Pendekatan yang salah arah

Dalam bukunya Geography and Trade, ekonom peraih Nobel Ekonomi 2008 Paul Krugman menulis bahwa pemenang dalam perdagangan internasional adalah “mereka yang sampai di sana lebih dulu”. Dalam konteks poros maritim, Singapura menjadi yang pertama dalam mengembangkan pusat perdagangan internasional di Selat Malaka.

Krugman juga menulis bahwa orang-orang yang belajar ekonomi geografi kerap:

… mengabaikan masalah struktur pasar dan malah terobsesi dengan geometri–dengan bentuk wilayah pasar pada lanskap yang dibayangkan ideal, atau dengan penempatan fasilitas yang optimal–dengan sedikit atau tidak sama sekali memperhatikan masalah pemodelan pasar.

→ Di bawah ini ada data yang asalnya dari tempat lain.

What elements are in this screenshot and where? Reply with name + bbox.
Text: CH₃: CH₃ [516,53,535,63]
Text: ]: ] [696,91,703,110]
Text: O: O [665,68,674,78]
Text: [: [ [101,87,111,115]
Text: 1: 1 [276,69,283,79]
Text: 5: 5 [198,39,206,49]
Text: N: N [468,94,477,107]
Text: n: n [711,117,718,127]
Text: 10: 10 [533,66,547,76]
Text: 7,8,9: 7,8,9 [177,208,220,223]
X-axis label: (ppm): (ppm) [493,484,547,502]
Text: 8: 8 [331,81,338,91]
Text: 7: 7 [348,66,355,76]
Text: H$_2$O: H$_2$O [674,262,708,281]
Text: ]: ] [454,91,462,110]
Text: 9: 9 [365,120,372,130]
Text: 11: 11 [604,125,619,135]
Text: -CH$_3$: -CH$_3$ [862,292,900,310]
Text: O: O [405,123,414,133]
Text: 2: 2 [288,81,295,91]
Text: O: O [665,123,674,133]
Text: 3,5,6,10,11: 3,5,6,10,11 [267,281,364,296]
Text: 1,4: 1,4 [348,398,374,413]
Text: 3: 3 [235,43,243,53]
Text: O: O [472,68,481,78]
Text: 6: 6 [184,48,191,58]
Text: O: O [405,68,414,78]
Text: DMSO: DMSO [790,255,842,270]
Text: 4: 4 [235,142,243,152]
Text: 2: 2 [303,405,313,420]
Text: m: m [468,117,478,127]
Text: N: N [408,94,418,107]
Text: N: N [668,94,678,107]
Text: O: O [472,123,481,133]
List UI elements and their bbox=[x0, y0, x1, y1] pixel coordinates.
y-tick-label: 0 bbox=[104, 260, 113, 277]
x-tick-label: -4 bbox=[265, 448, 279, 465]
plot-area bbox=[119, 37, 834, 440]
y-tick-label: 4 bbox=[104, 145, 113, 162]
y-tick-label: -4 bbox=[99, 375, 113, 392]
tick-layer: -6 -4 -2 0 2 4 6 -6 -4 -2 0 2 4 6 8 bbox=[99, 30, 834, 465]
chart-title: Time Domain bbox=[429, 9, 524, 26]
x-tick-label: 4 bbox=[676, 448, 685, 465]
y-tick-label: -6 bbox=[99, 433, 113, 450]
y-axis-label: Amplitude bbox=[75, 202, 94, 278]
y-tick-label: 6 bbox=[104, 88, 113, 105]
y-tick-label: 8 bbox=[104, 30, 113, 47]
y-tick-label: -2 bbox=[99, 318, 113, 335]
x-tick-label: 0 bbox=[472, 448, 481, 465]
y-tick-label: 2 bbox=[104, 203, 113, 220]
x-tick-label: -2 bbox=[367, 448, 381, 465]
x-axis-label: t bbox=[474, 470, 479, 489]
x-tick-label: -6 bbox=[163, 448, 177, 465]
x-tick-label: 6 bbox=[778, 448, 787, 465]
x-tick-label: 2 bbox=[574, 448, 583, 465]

Pendekatan ini, menurut Krugman, salah arah. Pendekatan ini menekankan masalah sekunder, detail seperti konstruksi fisik di lokasi yang strategis, daripada memastikan terlebih dahulu apakah ada permintaan pasar.

Mengabaikan pemodelan pasar menyebabkan perencanaan lebih fokus pada konstruksi fisik sebelum memastikan bahwa pengembangan fasilitas akan memungkinkan pertumbuhan ekonomi. Jembatan Tol Madura yang didanai oleh Cina adalah contoh kegagalan semacam itu. Jembatan ini dibangun untuk menghubungkan zona industri antara Surabaya dan Madura. Namun pengembangan zona industri di kedua ujung jembatan belum terealisasi.

Pengembangan ke depan

Indonesia sekarang memiliki lima pelabuhan di Selat Malaka: Sabang, Belawan, Dumai, Batam, dan Pelabuhan Kuala Tanjung yang baru. Pemerintah perlu memutuskan apakah pelabuhan-pelabuhan di Sumatra ini akan dikembangkan menjadi pelabuhan transhipment, tempat kargo ditransfer ke kapal untuk transportasi lebih lanjut ke pelabuhan lain, atau menjadi pelabuhan untuk transfer barang ke pedalaman: kargo ditransfer ke kereta api atau truk untuk diangkut ke darat.

Jika diputuskan untuk mengembangkan pelabuhan transhipment, maka pertama-tama pemerintah perlu memahami struktur pasar transhipment atau struktur bisnis pusat perdagangan internasional. Kedua, pemerintah harus mempertimbangkan apakah Indonesia mampu dan siap bersaing dengan Singapura dan Malaysia, yang telah mengembangkan pasar transhipment terbesar.

Jika keputusannya adalah mengembangkan pelabuhan pedalaman, maka pelabuhan-pelabuhan ini membutuhkan dukungan dari industri manufaktur berorientasi ekspor yang dibangun di daerah pedalaman pelabuhan di Sumatra. Industri manufaktur di Sumatra ini tidak akan cocok untuk manufaktur barang konsumsi domestik. Jenis industri manufaktur konsumsi domestik ini akan memilih lokasi yang dekat dengan pasar konsumen besar seperti sabuk manufaktur yang ada di Jawa.

Bagaimana memanfaatkan Inisiatif Sabuk dan Jalan?

Inisiatif Sabuk dan Jalan dapat memberikan dukungan finansial dan teknis. Tapi negara tuan rumah hanya akan mendapat manfaat dari peluang ini jika mereka mampu memahami bagaimana struktur pasar perdagangan lintas laut atau darat benar-benar bekerja.

Yang terpenting negara tuan rumah harus memiliki kemampuan untuk merumuskan dan mengimplementasikan rencana yang baik sehingga proyek dapat direalisasikan sesuai rencana.